En visant mercredi les bureaux de Charlie Hebdo à Paris, les tueurs ont semblé suivre les consignes données notamment par le groupe Etat islamique et parachever une vengeance liée à la publication des caricatures de Mahomet par l’hebdomadaire en 2006.
Sur une vidéo amateur filmée pendant l’attaque depuis un toit voisin, on peut entendre l’un des tireurs en tenue noire, kalachnikov en main, hurler «Allah akbar !» («Dieu est le plus grand !») puis un autre «On a tué Charlie Hebdo !», avant que l’un d’eux n’achève à bout portant, d’une balle dans la tête, un policier blessé gisant à terre.
Depuis près de neuf ans, l’hebdomadaire satirique est menacé par la mouvance islamiste radicale – ses locaux ont été incendiés en 2011, son directeur promis à la décapitation – et depuis des mois des jihadistes et des responsables islamistes au Moyen Orient et en Afrique appellent des volontaires à passer à l’action contre la France, à laquelle ils reprochent son implication militaire sur plusieurs théâtres.
En Irak, Paris participe aux frappes aériennes menées par la coalition internationale contre les jihadistes de l’Etat islamique. En Afrique, la France est en pointe dans la lutte antiterroriste avec son dispositif Barkhane: 3.000 hommes déployés dans cinq pays de la bande sahélo-saharienne.
«Il est évident que dès la première publication des caricatures de Mahomet, Charlie (Hebdo) était devenu un symbole, une cible», assure à l’AFP Louis Caprioli, ancien chef du contre-terrorisme à la DST (service français chargé de la sécurité intérieure). «Ils n’avaient jamais oublié et pardonné ce qu’ils ont considéré comme une injure suprême. Le choix de cette cible est chargé de symboles: on vise des laïcs, qui ont osé se moquer du prophète. A leurs yeux, c’est une vengeance divine.»
– longue mémoire –
Les terroristes islamistes ont une longue mémoire, et quand ils choisissent une cible, ils n’en dévient pas au fil des ans, soulignent tous les experts. Ainsi ils s’en sont pris à deux reprises aux tours du World Trade Center à New York, une première fois en faisant exploser un camion piégé dans ses sous-sols en 1993 puis en les faisant s’effondrer le 11 septembre 2001.

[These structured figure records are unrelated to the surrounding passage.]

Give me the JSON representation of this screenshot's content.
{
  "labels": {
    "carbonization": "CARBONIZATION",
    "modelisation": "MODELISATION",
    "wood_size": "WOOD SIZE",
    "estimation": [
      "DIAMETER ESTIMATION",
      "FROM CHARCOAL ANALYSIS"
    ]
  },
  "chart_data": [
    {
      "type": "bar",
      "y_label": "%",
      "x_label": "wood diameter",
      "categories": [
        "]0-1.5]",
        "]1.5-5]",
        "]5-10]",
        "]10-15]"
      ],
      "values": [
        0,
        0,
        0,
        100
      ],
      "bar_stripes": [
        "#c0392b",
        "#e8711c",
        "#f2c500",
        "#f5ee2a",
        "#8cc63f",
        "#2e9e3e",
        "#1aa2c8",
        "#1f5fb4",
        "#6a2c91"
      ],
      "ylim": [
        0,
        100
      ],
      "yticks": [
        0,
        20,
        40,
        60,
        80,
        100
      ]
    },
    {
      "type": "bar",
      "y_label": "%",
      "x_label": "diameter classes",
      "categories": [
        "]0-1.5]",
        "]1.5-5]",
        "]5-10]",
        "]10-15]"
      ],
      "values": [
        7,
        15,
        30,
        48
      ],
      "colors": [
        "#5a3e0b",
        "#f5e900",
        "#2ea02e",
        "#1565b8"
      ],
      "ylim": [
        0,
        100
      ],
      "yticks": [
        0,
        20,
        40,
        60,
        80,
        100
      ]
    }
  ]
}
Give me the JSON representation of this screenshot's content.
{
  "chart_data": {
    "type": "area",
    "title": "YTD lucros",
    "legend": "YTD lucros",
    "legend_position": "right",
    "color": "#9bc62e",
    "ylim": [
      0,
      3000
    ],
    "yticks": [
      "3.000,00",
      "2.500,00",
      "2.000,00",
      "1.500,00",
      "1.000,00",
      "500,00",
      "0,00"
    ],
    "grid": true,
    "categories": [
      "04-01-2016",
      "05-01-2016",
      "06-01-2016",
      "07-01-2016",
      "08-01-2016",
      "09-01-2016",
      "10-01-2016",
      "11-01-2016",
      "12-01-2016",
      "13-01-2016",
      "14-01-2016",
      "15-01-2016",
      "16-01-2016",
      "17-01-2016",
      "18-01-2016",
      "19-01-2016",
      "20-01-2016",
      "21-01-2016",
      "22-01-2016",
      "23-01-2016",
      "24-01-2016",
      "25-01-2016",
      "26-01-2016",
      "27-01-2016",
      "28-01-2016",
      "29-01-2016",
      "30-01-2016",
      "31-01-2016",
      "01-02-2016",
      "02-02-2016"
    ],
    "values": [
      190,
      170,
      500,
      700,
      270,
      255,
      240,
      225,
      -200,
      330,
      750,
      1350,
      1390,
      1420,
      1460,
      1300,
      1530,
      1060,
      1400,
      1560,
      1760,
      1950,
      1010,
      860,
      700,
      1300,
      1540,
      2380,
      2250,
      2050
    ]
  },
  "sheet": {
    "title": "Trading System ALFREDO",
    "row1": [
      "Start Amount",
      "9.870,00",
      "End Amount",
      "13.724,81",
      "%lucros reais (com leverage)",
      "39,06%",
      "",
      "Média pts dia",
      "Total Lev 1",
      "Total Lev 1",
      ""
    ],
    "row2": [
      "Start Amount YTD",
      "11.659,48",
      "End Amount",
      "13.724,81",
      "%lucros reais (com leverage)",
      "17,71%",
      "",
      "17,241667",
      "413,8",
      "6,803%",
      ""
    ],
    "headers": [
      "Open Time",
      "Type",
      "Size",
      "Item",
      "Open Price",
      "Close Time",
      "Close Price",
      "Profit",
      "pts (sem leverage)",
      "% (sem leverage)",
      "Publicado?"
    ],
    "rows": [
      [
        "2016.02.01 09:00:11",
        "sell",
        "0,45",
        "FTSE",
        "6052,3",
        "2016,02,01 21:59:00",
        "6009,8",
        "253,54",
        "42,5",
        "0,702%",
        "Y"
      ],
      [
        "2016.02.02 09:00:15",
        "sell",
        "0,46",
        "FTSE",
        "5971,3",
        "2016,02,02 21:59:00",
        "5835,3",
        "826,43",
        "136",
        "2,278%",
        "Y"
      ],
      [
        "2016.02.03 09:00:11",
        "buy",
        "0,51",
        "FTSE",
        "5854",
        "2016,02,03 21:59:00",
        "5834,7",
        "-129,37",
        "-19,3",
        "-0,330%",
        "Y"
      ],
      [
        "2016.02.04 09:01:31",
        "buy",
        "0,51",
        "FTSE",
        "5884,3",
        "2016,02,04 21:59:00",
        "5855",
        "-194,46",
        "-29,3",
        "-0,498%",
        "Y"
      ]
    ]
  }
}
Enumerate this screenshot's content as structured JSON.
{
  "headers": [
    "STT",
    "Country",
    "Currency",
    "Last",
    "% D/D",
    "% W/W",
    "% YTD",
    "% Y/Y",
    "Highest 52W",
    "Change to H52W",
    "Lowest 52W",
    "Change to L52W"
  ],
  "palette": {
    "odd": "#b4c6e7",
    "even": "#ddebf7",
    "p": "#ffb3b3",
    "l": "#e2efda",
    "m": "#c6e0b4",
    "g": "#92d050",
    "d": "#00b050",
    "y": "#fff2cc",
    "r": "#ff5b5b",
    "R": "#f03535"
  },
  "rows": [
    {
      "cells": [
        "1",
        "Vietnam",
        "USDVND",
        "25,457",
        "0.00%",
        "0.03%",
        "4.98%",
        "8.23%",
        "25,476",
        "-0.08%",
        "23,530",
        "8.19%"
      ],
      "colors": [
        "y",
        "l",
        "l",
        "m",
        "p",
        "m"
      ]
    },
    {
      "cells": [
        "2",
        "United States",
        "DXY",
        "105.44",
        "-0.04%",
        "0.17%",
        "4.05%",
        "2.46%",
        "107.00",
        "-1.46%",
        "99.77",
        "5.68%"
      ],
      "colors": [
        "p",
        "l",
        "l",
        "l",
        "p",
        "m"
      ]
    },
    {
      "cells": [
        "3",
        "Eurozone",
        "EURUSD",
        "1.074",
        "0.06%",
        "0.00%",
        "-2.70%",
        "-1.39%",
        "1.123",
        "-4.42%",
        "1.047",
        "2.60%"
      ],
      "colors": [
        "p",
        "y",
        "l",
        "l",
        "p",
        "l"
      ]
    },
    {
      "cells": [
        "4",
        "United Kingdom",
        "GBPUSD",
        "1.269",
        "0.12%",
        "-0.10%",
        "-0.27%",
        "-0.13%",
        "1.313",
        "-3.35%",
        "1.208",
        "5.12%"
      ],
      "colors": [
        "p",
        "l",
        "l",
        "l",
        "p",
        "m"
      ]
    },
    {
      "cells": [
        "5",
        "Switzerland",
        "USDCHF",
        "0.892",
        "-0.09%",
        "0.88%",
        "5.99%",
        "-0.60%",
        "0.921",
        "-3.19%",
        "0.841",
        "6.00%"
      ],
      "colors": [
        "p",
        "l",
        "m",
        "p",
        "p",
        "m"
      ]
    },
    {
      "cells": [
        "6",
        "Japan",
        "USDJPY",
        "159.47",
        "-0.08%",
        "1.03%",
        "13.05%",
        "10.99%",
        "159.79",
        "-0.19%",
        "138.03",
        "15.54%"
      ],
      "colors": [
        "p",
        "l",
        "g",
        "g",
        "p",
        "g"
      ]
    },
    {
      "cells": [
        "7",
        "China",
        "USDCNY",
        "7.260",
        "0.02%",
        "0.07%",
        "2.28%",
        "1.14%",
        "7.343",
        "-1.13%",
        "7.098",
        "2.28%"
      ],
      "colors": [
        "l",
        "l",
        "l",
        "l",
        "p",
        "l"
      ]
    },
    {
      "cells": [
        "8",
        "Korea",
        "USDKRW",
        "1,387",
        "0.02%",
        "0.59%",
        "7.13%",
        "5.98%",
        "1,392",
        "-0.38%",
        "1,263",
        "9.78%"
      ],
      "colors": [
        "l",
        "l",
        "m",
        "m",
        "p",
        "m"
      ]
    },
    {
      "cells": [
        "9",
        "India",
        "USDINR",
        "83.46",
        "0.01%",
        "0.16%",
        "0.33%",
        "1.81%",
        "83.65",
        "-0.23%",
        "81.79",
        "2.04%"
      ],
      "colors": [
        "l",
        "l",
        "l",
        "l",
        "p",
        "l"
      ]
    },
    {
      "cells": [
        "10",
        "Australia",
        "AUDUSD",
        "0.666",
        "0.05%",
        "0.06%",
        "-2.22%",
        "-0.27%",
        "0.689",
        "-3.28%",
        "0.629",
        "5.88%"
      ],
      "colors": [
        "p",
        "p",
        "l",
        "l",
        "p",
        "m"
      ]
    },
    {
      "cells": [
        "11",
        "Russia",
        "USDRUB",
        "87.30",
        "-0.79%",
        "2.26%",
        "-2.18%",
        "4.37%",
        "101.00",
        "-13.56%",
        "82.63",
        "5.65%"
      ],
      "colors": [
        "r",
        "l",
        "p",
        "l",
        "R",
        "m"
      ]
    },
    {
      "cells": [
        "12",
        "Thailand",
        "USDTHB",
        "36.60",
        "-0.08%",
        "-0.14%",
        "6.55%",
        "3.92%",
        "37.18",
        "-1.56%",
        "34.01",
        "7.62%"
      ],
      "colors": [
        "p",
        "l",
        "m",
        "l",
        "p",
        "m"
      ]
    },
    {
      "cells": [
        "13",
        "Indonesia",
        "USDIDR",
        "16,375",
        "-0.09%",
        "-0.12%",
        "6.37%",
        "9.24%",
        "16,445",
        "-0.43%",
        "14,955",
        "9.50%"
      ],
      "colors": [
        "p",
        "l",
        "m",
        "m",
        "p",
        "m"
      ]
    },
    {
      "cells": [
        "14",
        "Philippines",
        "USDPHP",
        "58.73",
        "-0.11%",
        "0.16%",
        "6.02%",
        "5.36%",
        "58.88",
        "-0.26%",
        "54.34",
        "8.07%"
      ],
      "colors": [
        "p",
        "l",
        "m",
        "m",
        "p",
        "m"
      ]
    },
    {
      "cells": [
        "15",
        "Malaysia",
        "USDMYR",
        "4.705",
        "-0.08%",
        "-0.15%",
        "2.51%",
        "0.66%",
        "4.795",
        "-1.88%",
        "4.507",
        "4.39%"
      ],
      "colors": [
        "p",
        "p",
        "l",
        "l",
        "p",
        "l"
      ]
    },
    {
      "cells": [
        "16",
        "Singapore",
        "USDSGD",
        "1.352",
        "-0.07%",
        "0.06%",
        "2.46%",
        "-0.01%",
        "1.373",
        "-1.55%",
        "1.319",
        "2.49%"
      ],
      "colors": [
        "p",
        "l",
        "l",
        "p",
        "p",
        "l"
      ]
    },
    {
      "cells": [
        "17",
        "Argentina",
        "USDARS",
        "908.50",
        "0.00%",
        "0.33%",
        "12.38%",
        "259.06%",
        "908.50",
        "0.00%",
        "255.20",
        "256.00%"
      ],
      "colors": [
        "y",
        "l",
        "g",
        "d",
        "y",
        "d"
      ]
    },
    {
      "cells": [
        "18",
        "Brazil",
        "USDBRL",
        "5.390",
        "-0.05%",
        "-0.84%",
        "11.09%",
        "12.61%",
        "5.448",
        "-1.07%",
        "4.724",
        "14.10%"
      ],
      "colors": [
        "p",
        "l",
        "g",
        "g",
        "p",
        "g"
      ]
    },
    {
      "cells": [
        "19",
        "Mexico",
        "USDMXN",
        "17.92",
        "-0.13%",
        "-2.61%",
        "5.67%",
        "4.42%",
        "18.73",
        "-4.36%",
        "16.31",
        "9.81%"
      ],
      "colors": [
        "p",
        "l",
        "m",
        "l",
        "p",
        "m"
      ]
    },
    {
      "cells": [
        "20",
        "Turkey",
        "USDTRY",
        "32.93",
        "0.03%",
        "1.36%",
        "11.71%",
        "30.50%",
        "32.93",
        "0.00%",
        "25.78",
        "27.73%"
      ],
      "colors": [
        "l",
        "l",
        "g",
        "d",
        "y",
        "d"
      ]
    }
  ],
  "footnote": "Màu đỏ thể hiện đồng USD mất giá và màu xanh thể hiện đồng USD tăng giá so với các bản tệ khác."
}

Des listes de cibles – toujours les mêmes – circulent dans la mouvance radicale, sur des sites internet, dans des enregistrements, des forums, les discours de chefs jihadistes. Et mission est donnée à tous ceux qui le peuvent de tenter de les atteindre.
«La question qui se pose maintenant, ajoute Louis Caprioli, c’est : est-ce une opération isolée, à la Mohamed Merah (auteur d’attaques dans le sud de la France en 2012, ndlr), ou est-ce le début des opérations ? Entre-t-on dans une autre dimension, avec une cellule passée à l’action ? Un cycle de frappes est-il prévu, comme ce fut le cas à Paris dans les années 80 ? Ce qui est certain, c’est qu’il faut trouver ces tueurs, et vite. Je suis certain que les services ont activé toutes leurs sources, tous leurs systèmes de surveillance, c’est l’urgence absolue».

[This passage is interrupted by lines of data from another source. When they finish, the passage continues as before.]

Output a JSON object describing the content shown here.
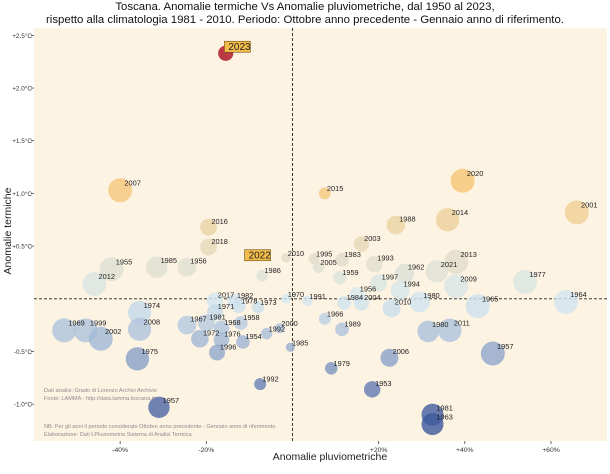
{
  "chart_data": {
    "type": "scatter",
    "title": "Toscana. Anomalie termiche Vs Anomalie pluviometriche, dal 1950 al 2023,",
    "subtitle": "rispetto alla climatologia 1981 - 2010. Periodo: Ottobre anno precedente - Gennaio anno di riferimento.",
    "xlabel": "Anomalie pluviometriche",
    "ylabel": "Anomalie termiche",
    "x_ticks": [
      {
        "value": -40,
        "label": "-40%"
      },
      {
        "value": -20,
        "label": "-20%"
      },
      {
        "value": 20,
        "label": "+20%"
      },
      {
        "value": 40,
        "label": "+40%"
      },
      {
        "value": 60,
        "label": "+60%"
      }
    ],
    "y_ticks": [
      {
        "value": 1.5,
        "label": "+1.5°C"
      },
      {
        "value": 1.0,
        "label": "+1.0°C"
      },
      {
        "value": 0.5,
        "label": "+0.5°C"
      },
      {
        "value": 0.0,
        "label": "0.0°C"
      },
      {
        "value": -0.5,
        "label": "-0.5°C"
      },
      {
        "value": -1.0,
        "label": "-1.0°C"
      }
    ],
    "y_tick_display": [
      {
        "value": 2.5,
        "label": "+2.5°C"
      },
      {
        "value": 2.0,
        "label": "+2.0°C"
      },
      {
        "value": 1.5,
        "label": "+1.5°C"
      },
      {
        "value": 1.0,
        "label": "+1.0°C"
      },
      {
        "value": 0.5,
        "label": "+0.5°C"
      },
      {
        "value": -0.5,
        "label": "-0.5°C"
      },
      {
        "value": -1.0,
        "label": "-1.0°C"
      }
    ],
    "xlim": [
      -60,
      73
    ],
    "ylim": [
      -1.35,
      2.57
    ],
    "grid": false,
    "reference_lines": {
      "x": 0,
      "y": 0
    },
    "highlighted_years": [
      "2023",
      "2022"
    ],
    "points": [
      {
        "year": "2023",
        "x": -15.5,
        "y": 2.33
      },
      {
        "year": "2020",
        "x": 39.5,
        "y": 1.12
      },
      {
        "year": "2007",
        "x": -40,
        "y": 1.03
      },
      {
        "year": "2015",
        "x": 7.5,
        "y": 1.0
      },
      {
        "year": "2001",
        "x": 66,
        "y": 0.82
      },
      {
        "year": "2014",
        "x": 36,
        "y": 0.75
      },
      {
        "year": "1988",
        "x": 24,
        "y": 0.7
      },
      {
        "year": "2016",
        "x": -19.5,
        "y": 0.68
      },
      {
        "year": "2003",
        "x": 16,
        "y": 0.52
      },
      {
        "year": "2018",
        "x": -19.5,
        "y": 0.49
      },
      {
        "year": "2022",
        "x": -9.5,
        "y": 0.38
      },
      {
        "year": "2010",
        "x": -1.5,
        "y": 0.39
      },
      {
        "year": "1995",
        "x": 5,
        "y": 0.38
      },
      {
        "year": "1983",
        "x": 11.5,
        "y": 0.37
      },
      {
        "year": "2005",
        "x": 6,
        "y": 0.3
      },
      {
        "year": "1993",
        "x": 19,
        "y": 0.33
      },
      {
        "year": "2013",
        "x": 38,
        "y": 0.35
      },
      {
        "year": "1955",
        "x": -42,
        "y": 0.28
      },
      {
        "year": "1985",
        "x": -31.5,
        "y": 0.3
      },
      {
        "year": "1956",
        "x": -24.5,
        "y": 0.3
      },
      {
        "year": "1986",
        "x": -7,
        "y": 0.22
      },
      {
        "year": "1959",
        "x": 11,
        "y": 0.2
      },
      {
        "year": "1962",
        "x": 26,
        "y": 0.24
      },
      {
        "year": "2021",
        "x": 33.5,
        "y": 0.26
      },
      {
        "year": "1977",
        "x": 54,
        "y": 0.16
      },
      {
        "year": "2012",
        "x": -46,
        "y": 0.14
      },
      {
        "year": "1997",
        "x": 20,
        "y": 0.15
      },
      {
        "year": "1994",
        "x": 25,
        "y": 0.08
      },
      {
        "year": "2009",
        "x": 38,
        "y": 0.12
      },
      {
        "year": "1956",
        "x": 15,
        "y": 0.04
      },
      {
        "year": "1970",
        "x": -1.5,
        "y": 0.0
      },
      {
        "year": "1991",
        "x": 3.5,
        "y": -0.02
      },
      {
        "year": "1984",
        "x": 12,
        "y": -0.04
      },
      {
        "year": "2004",
        "x": 16,
        "y": -0.04
      },
      {
        "year": "1980",
        "x": 29.5,
        "y": -0.03
      },
      {
        "year": "1964",
        "x": 63.5,
        "y": -0.03
      },
      {
        "year": "2017",
        "x": -18,
        "y": -0.02
      },
      {
        "year": "1982",
        "x": -13.5,
        "y": -0.02
      },
      {
        "year": "1978",
        "x": -12.5,
        "y": -0.07
      },
      {
        "year": "1973",
        "x": -8,
        "y": -0.08
      },
      {
        "year": "2010",
        "x": 23,
        "y": -0.09
      },
      {
        "year": "1965",
        "x": 43,
        "y": -0.07
      },
      {
        "year": "1974",
        "x": -35.5,
        "y": -0.13
      },
      {
        "year": "1971",
        "x": -18,
        "y": -0.13
      },
      {
        "year": "1966",
        "x": 7.5,
        "y": -0.19
      },
      {
        "year": "1967",
        "x": -24.5,
        "y": -0.25
      },
      {
        "year": "1981",
        "x": -20,
        "y": -0.23
      },
      {
        "year": "1958",
        "x": -12,
        "y": -0.23
      },
      {
        "year": "1968",
        "x": -16.5,
        "y": -0.28
      },
      {
        "year": "2000",
        "x": -3,
        "y": -0.28
      },
      {
        "year": "1989",
        "x": 11.5,
        "y": -0.29
      },
      {
        "year": "1980",
        "x": 31.5,
        "y": -0.31
      },
      {
        "year": "2011",
        "x": 36.5,
        "y": -0.3
      },
      {
        "year": "1969",
        "x": -53,
        "y": -0.3
      },
      {
        "year": "1999",
        "x": -48,
        "y": -0.3
      },
      {
        "year": "2008",
        "x": -35.5,
        "y": -0.29
      },
      {
        "year": "2002",
        "x": -44.5,
        "y": -0.38
      },
      {
        "year": "1972",
        "x": -21.5,
        "y": -0.38
      },
      {
        "year": "1976",
        "x": -16.5,
        "y": -0.39
      },
      {
        "year": "1992",
        "x": -6,
        "y": -0.33
      },
      {
        "year": "1954",
        "x": -11.5,
        "y": -0.41
      },
      {
        "year": "1985",
        "x": -0.5,
        "y": -0.46
      },
      {
        "year": "1996",
        "x": -17.5,
        "y": -0.51
      },
      {
        "year": "1957",
        "x": 46.5,
        "y": -0.52
      },
      {
        "year": "1975",
        "x": -36,
        "y": -0.57
      },
      {
        "year": "2006",
        "x": 22.5,
        "y": -0.56
      },
      {
        "year": "1979",
        "x": 9,
        "y": -0.66
      },
      {
        "year": "1992",
        "x": -7.5,
        "y": -0.81
      },
      {
        "year": "1953",
        "x": 18.5,
        "y": -0.86
      },
      {
        "year": "1957",
        "x": -31,
        "y": -1.03
      },
      {
        "year": "1981",
        "x": 32.5,
        "y": -1.1
      },
      {
        "year": "1963",
        "x": 32.5,
        "y": -1.19
      }
    ]
  },
  "notes": [
    "Dati analisi: Grado di Lorenzo Archivi Archivio",
    "Fonte: LAMMA - http://data.lamma.toscana.it",
    "NB: Per gli anni il periodo considerato Ottobre anno precedente - Gennaio anno di riferimento.",
    "Elaborazione: Dati LPluviometria Sistema di Analisi Termica"
  ],
  "colors": {
    "background": "#fdf3e3",
    "highlight": "#b93a44",
    "label_box": "#f4bc4a",
    "axis_lines": "#222222",
    "cold": "#3f5a9e",
    "neutral": "#d6e9f2",
    "warm": "#f7c677"
  }
}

Fin novembre, une série de vidéos avaient été mises en ligne qui montraient de jeunes français radicalisés, ayant rallié les rangs du groupe Etat islamique en Syrie, qui exhortaient les candidats au jihad à suivre leur exemple ou, à défaut, à «tuer des mécréants», à semer l’angoisse et la terreur dans la société française.
A cause de cela, depuis des mois une attaque de ce genre, par un ou des tireurs équipés d’armes de guerre, était redoutée par les autorités, qui avaient notamment renforcé la surveillance des lieux publics lors des fêtes de fin d’année.
En France, un millier de personnes sont concernées par les filières jihadistes menant à la Syrie et à l’Irak, avec près de 400 enrôlés dans les rangs de l’EI ou du groupe Jabat al-Nosra, affilié à Al Qaïda, et environ 120 qui sont rentrés en France après avoir subi un entraînement, participé aux combats ou assisté à des scènes ultra-violentes.